As a way to distance herself from her traumatic childhood, CC invents a grandiose persona of an enlightened being, a successful entrepreneur, and a descendant of royalty. El’s reality as a crazy beggar doesn’t fit neatly into the fantasy world that CC has constructed. CC’s belief in her own superiority impels her to reshape reality by erasing the inconvenient fact of her mother’s existence.

Crie also carries a damaging set of false beliefs about herself, but they are just the opposite of her mother’s inflated ego. The Three Graces attempt to save her, but the trio intervenes too late. Crie has already turned into a twisted being. Gamache refers to her as Frankenstein’s monster, created from the horrors of her mother and grandmother.

Ultimately, both Crie and CC commit matricide because their damaging belief systems compel them to alter reality in the most destructive way possible.

Despite all the dreadful things he has seen over the course of his career, Gamache rejects the notion that the world is a dark place populated entirely by monsters.
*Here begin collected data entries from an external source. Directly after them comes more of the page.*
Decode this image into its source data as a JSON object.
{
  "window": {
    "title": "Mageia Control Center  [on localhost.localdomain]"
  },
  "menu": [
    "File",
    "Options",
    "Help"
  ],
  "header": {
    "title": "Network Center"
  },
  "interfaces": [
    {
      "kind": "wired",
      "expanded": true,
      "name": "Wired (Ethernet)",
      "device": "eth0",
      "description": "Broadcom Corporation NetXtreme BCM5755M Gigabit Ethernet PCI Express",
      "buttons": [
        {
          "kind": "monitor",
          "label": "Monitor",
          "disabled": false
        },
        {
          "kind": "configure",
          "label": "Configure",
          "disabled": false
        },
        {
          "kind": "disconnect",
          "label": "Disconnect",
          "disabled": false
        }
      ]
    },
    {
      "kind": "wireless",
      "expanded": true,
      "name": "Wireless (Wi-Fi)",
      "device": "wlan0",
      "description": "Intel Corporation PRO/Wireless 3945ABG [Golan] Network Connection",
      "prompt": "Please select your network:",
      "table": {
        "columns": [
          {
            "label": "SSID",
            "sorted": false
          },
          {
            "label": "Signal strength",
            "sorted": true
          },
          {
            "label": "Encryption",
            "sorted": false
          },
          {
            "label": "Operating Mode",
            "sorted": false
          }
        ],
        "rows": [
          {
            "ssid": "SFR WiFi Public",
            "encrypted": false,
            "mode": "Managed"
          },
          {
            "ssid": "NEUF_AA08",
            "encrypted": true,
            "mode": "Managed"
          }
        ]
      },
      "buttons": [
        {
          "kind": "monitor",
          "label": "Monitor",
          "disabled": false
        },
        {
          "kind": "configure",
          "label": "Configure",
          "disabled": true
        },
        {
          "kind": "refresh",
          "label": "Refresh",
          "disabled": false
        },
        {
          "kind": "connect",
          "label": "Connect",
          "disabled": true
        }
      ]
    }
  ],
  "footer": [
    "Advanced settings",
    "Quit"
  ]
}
He prefers to harbor beliefs that will shape his own reality into a world of love and light. By doing so, he achieves the one goal that has eluded practically everyone else in the story—he finds peace and fulfillment. As he leaves, he looks down at the village of Three Pines and notes “[e]ach home glowing with warm and beckoning light” (406). Then, “[h]e closed his eyes and felt his racing heart calm” (406).